6 Pass through the metal gate opposite the church and walk down through an avenue of chestnut trees to Dalham village. Go through a kissing gate and turn left, noting the large conical red-brick malt kiln standing beside the road. If you are ready for lunch, a short walk along this road leads to the Affleck Arms.
7 Cross the white footbridge to your right and follow this path beside the River Kennett. Reaching a road, turn right across Catford Bridge. Now turn left on a wide bridleway to return to Moulton at St Peter's Church.
8 Cross the Old Flint Bridge and walk across the green to reach Dalham Road. Turn right along this road. A gate opposite the post office leads to the recreation ground and back to the village hall.
This walk has everything - woodland, farmland, riverside paths, splendid views, plenty of history and three pretty villages with interesting churches and welcoming pubs. It is hard to think of a walk in Suffolk which encompasses so much variety.
The route is known locally as the Three Churches Walk, as it takes in the three churches at Moulton, Gazeley and Dalham. Much of the walk follows the Icknield Way, an ancient trail that dates back to the time of the Iceni tribe, whose warrior-queen, Boudica, ruled East Anglia in the 1st century ad. The original trail ran from Norfolk to Wiltshire and is thought to be Britain's oldest road. The modern Icknield Way path begins at Knettishall Heath in Suffolk and is waymarked with the sign of an axe.
This is horse racing country, just a few short gallops from Newmarket. Look out for thoroughbred horses at the Gazeley Stud, or grazing on the village green at Moulton. Don't be surprised to hear locals discussing the latest racing gossip or tips in the village pubs.
Moulton, where the walk begins, is best known for its 15th-century packhorse bridge, on the old cart road from Cambridge to Bury St Edmunds. It's built of flint with four arches lined in brick. The parapet walls were built low to allow the horses' packs to swing clear. The River Kennett flows underneath the bridge, though these days it is little more than a trickle.
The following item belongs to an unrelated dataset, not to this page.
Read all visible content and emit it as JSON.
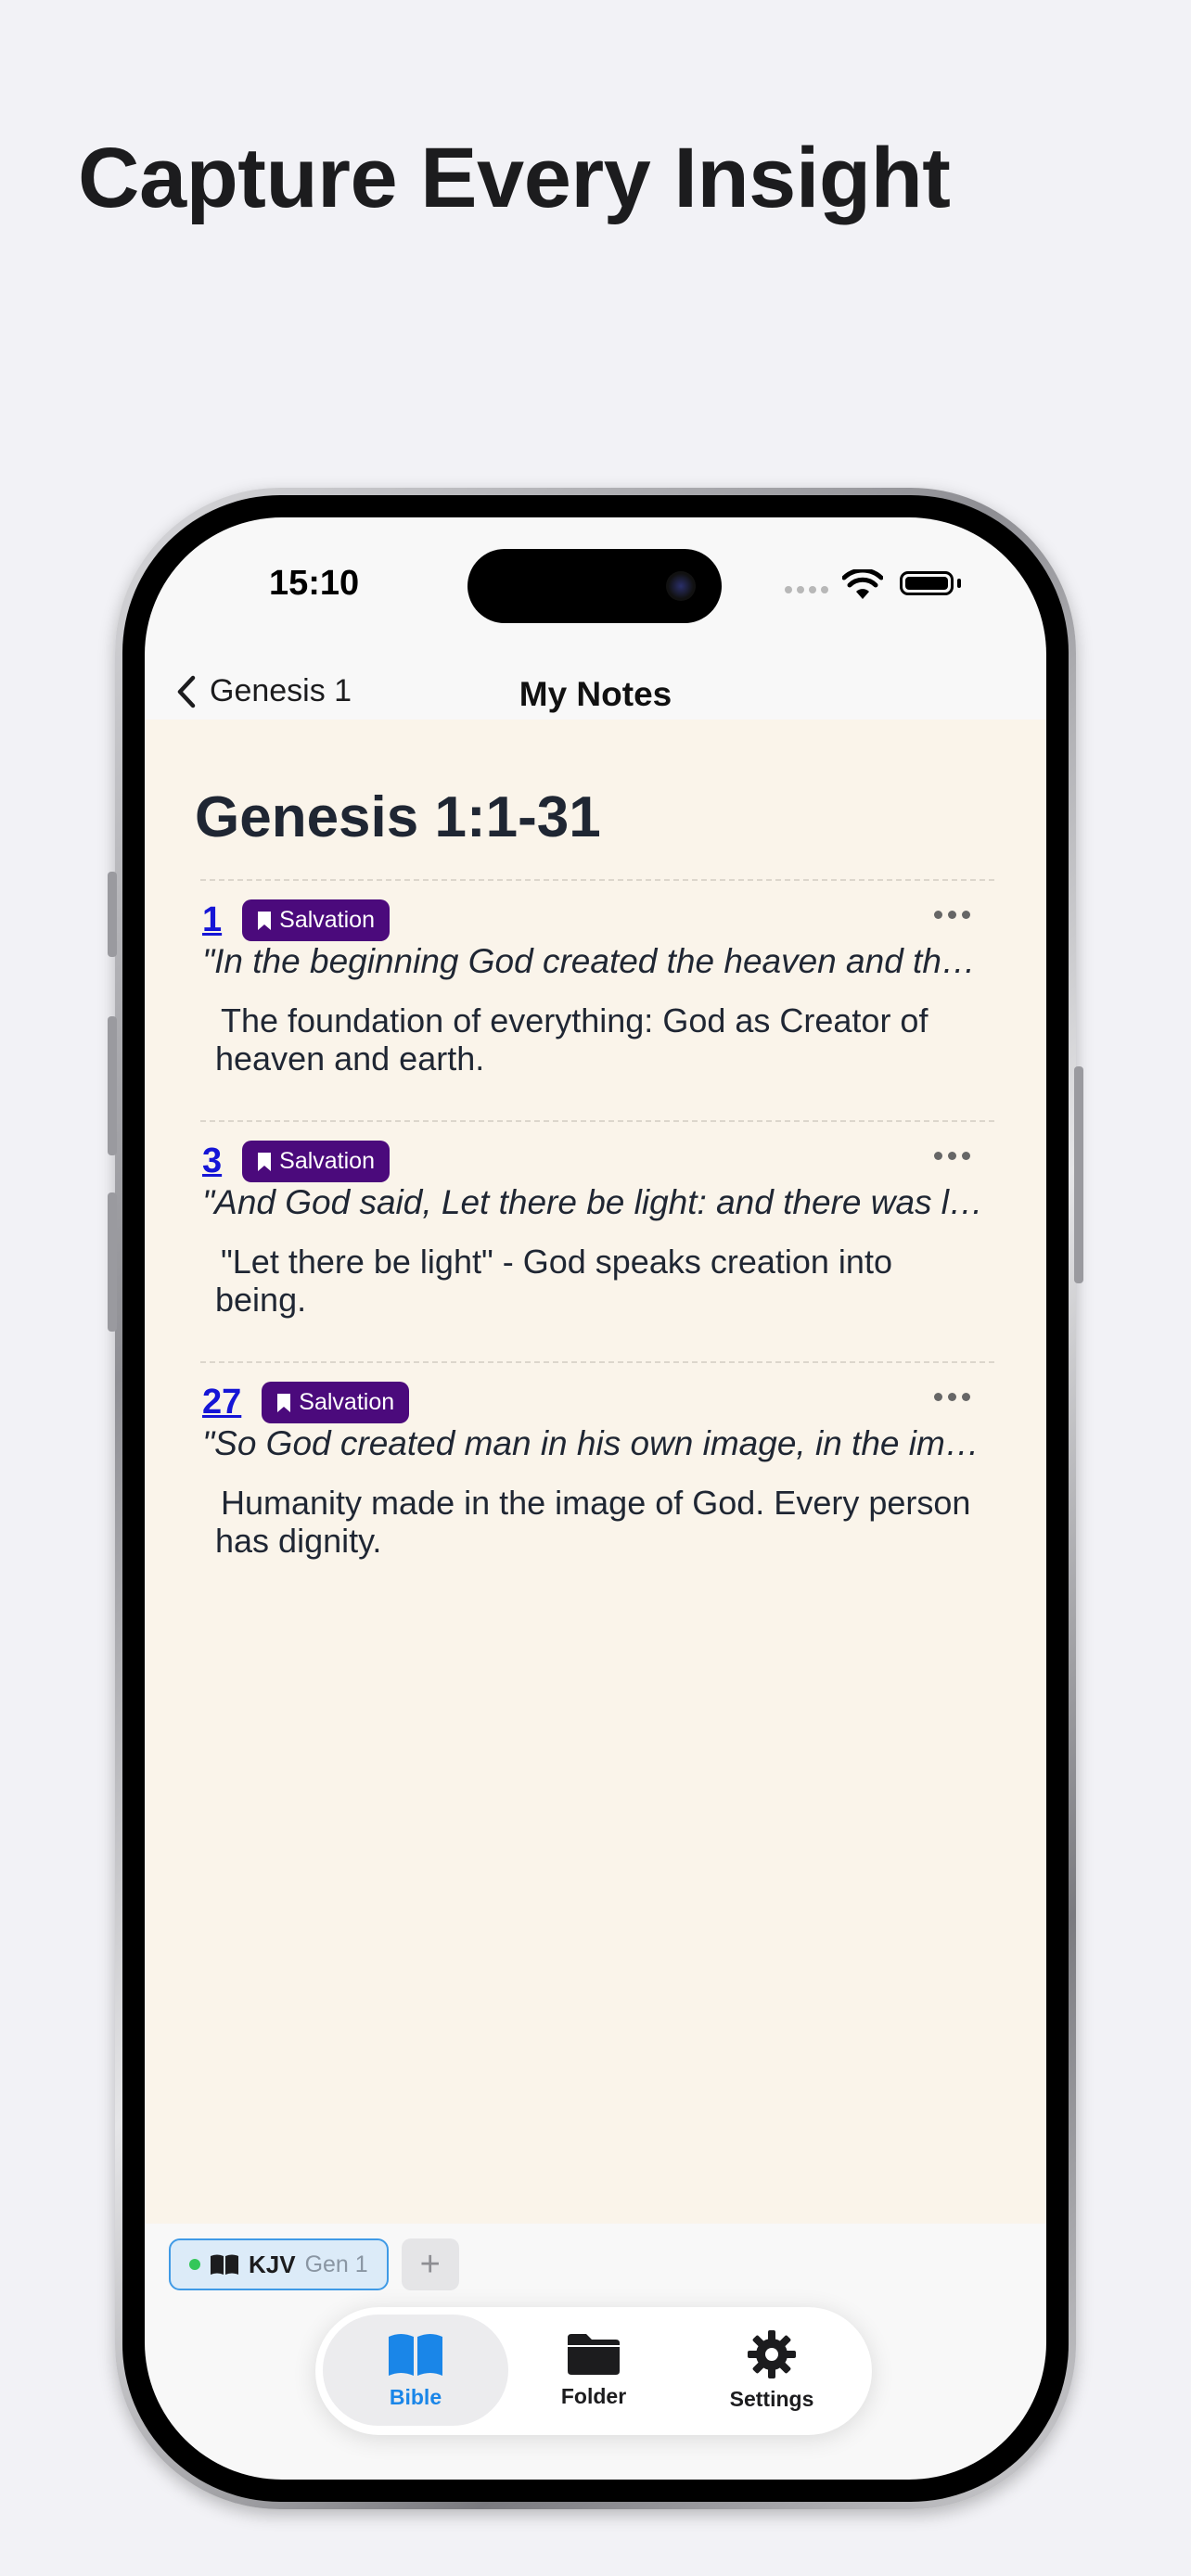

Dalham is the most attractive of the three villages. Some three-quarters of the houses here are thatched, more than anywhere else in Suffolk. Behind the church, Dalham Hall was built for the Bishop of Ely in 1704, with instructions that Ely Cathedral should be visible from the upper floors. Unfortunately, a fire in 1957 means that the hall has been reduced to two storeys and the view of the cathedral has been lost. One of the previous owners of Dalham Hall was Cecil Rhodes (1853-1902), the Victorian empire-builder and founder of Rhodesia (now Zimbabwe), who died before he could live in the hall. There are memorials to members of his family in a corner of St Mary's churchyard. A visit to the church gives fascinating glimpses into Dalham's aristocratic and social history. Among the squires of Dalham recalled in stone are Sir Martin Stuteville, who 'visited the American world with Francis Drake', and his ancestor Thomas Stuteville, who 'kept hospitalitye in the manor place... and had 15 children.' There are also memorials to members of the Affleck family, from whom the village pub takes its name, and to their faithful servants.
There are pubs in all three villages. The Affleck Arms in Dalham is an attractive thatched pub serving home-cooked food in the bar and at tables outside by the river. Alternatively, for a picnic, the post office in Moulton sells filled rolls and locally-made pies.
Just north of Moulton, at a junction on the B1506, lies the grave of Joseph, an unknown gypsy boy who hanged himself after he was accused of stealing a sheep. At one time, suicides were refused burial in the churchyard and were buried at crossroads to prevent their spirits from wandering. The tombstone has become a shrine and flowers are often placed there by punters hoping for luck on their way to Newmarket races.